John followed his father into the trade and, after Westminster School and National Service (including GCHQ, and learning Russian, and an alarming five days in Hungary in 1956) he started as a trainee with Maison Sichel in Bordeaux, and his first duty was to help with the 1957 vintage at Château Palmer in Margaux, close to where he lives now with his wife Petronella. It was a difficult vintage and the pages on traditional winemaking in the 1950s are revelatory; nobody had heard of malolactic fermentation, for instance. He worked solidly for two years before being sent to work for Maison Sichel in England. He asked for a short break in Pamplona for the bull-running Fiesta San Fermin; there he saw an enormous man and told his friends, “Ye Gods, he looks exactly like Hemingway.” Indeed he was. John was invited the next day to sit at his feet while the Master drank Cuba Libres and held court: two years later he shot himself (typical of John, he knew the man who bought the gun).

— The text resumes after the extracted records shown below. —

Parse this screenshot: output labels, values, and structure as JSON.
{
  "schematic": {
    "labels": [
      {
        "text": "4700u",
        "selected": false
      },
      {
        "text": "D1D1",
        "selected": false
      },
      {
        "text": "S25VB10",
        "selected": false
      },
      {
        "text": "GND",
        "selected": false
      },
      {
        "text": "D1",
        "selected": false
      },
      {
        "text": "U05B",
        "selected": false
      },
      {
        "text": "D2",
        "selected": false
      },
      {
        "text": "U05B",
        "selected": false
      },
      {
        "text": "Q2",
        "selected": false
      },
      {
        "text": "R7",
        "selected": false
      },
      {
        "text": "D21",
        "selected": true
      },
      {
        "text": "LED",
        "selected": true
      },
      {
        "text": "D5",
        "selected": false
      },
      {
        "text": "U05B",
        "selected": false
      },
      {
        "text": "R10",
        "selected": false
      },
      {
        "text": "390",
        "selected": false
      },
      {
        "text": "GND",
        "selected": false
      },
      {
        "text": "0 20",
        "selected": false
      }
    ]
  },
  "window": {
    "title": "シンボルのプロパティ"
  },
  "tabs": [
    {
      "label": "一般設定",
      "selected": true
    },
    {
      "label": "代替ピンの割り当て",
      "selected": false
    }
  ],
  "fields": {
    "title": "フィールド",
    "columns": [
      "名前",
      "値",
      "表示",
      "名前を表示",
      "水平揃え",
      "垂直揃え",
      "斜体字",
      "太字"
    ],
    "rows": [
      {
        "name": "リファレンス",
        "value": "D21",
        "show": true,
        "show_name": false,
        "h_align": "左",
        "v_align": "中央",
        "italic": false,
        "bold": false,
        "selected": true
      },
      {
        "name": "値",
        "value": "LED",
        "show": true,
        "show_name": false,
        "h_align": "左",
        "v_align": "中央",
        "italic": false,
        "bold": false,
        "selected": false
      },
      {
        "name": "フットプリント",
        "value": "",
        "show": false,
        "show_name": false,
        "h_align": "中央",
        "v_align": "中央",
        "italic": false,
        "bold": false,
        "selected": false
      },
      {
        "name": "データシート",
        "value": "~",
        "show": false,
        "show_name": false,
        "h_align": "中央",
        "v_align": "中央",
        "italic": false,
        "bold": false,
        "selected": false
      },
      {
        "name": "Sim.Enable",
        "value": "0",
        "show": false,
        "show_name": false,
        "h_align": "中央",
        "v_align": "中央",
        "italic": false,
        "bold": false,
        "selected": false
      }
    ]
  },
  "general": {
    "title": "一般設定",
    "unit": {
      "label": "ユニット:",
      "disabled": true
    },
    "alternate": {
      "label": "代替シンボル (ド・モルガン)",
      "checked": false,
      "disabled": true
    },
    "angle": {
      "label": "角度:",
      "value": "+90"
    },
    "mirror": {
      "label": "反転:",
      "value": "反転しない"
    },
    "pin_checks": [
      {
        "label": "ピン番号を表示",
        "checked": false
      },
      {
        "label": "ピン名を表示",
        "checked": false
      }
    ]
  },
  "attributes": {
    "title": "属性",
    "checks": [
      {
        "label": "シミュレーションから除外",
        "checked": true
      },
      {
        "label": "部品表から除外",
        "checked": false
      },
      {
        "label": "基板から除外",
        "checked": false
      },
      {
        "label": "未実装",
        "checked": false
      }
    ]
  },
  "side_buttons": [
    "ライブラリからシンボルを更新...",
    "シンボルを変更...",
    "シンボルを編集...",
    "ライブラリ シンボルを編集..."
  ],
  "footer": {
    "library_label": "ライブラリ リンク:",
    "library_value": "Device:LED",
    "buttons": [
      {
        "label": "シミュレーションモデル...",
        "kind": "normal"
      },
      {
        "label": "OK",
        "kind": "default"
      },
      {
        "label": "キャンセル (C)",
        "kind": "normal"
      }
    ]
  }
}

John became a salesman for Sichel in the Midlands and North of England, mixed with buying trips to Languedoc, the Midi and the Loire; there were never any wine glasses carried or provided and everyone had a silver tastevin. Aged only 28, he was invited to join the Board of Directors of Maison Sichel; he celebrated with two bottles of Krug 1928, which cost a month’s salary. He became Sales Director for the company, living in, and working from, Château Palmer itself. He took his Master of Wine exams five times before passing; it cost £12.50 to take the exam. Now it probably costs £1250-or more. At his third attempt there was a sherry to identify in a blind tasting; this was no problem for John who knew it well, a Dos Cortados from Williams and Humbert. He knew it too well, however, and so enjoyed drinking most of the bottle during the exam there was barely enough for the other candidates to taste. He was proud to be censured for ‘conduct unbecoming a future Master of Wine’.

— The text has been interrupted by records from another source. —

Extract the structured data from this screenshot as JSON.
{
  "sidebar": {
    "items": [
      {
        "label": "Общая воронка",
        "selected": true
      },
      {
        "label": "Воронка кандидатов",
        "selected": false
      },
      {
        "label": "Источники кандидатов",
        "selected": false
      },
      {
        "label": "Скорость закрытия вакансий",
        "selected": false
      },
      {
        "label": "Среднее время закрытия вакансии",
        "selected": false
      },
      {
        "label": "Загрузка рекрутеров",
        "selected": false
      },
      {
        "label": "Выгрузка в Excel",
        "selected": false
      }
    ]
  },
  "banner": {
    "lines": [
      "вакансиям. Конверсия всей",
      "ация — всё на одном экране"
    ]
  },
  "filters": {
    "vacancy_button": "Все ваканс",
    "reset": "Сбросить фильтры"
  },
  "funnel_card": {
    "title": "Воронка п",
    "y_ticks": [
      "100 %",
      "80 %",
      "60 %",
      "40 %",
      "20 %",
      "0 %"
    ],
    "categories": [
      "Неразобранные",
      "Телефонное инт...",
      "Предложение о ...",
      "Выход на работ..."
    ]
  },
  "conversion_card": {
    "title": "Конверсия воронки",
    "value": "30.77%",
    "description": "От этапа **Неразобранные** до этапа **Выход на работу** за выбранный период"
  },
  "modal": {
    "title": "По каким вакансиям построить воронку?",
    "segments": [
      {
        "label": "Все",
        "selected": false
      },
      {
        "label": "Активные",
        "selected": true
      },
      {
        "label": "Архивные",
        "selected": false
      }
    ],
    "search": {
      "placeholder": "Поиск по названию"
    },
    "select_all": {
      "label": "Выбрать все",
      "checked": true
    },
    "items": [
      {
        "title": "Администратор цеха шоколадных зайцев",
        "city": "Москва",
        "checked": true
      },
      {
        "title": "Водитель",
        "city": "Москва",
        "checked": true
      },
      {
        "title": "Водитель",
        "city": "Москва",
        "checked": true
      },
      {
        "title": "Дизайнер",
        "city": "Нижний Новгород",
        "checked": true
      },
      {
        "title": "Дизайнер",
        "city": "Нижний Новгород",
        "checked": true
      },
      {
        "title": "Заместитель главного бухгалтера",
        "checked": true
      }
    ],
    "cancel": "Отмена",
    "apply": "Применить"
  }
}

You must read for yourselves the difficult years for both Bordeaux, in general, and for John himself after 1970; he recovered from a painful divorce and was rescued from a serious alcoholic phase by his wonderful and committed second wife Petronella, to whom the book is dedicated, and who has, in a lovely phrase, ‘made my life worthwhile’. He returned to Margaux after a difficult parting with Peter Sichel (well, John had taken a 1928 Yquem from the private cellar at Palmer to drink over Christmas), and a financially hard time for five years, and then worked as a quality Bordeaux négociant for Mӓhler-Besse who had the controlling interest in Château Palmer. This was followed by his ‘retirement’ career as a writer, a consultant, a judge, and especially frequent visitor to the Far East, South Africa, USA, and international fame as a taster of unsurpassable experience.

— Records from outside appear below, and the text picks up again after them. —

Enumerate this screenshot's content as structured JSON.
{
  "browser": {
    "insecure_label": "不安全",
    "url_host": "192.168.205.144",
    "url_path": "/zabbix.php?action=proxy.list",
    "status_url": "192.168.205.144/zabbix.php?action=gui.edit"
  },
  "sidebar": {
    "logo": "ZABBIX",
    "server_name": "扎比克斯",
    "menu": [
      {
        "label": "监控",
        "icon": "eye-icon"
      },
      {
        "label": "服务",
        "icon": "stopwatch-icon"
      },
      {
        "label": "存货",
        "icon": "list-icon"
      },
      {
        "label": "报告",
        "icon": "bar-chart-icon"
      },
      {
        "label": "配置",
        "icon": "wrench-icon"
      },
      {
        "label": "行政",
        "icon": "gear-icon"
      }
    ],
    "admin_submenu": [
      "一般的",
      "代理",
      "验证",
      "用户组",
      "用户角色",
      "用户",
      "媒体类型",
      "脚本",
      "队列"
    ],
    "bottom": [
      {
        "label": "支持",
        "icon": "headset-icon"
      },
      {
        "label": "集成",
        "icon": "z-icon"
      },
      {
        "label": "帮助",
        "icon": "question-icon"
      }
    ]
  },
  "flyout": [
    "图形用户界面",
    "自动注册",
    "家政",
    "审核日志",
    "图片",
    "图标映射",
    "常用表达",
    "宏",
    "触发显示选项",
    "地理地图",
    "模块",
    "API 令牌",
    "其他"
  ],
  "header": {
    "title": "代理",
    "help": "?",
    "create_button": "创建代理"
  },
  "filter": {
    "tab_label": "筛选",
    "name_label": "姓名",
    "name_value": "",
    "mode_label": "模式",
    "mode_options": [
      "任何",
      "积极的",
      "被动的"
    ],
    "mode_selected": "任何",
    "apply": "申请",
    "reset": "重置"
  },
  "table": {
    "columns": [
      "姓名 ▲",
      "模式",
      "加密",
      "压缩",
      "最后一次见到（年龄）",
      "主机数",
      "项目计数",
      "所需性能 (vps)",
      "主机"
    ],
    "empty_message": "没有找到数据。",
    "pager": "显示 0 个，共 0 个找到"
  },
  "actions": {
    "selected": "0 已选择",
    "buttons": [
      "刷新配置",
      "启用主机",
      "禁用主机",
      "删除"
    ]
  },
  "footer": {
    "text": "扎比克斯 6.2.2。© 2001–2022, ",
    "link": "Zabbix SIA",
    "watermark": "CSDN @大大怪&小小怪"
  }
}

The second half of his wine memoir is full of tributes to, and anecdotes about, people in the wine trade and wine press, beginning with one of the other two ‘little pigs’, Martin Bamford, who, with John and John Davies, were legendary in Bordeaux for insistence on the best of everything in food and wine. The account of Pamela Vandyke-Price deciding to do her exercises at the end of lunch at Château Palmer will have you in fits of laughter; she lay down on the floor and kicked out so vigorously she knocked over the coffee table showering herself with hot coffee, cream, sugar and broken cups and saucers. Not your or my image of Lady P (‘Prudent be’)!
Does John have a philosophy of wine? Yes, he asserts, it is ‘vilely selfish…always drink your friends’ wines of a particular provenance and vintage until you find they are ready to drink and then start drinking your own!’ Whatever you choose to drink when reading this memoir, make sure it is a very fine wine worthy of its author but sip slowly as you`ll be gurgling with delight and admiration at John’s powers of recall and characterizing everyone he writes about with appreciation, candour and affection.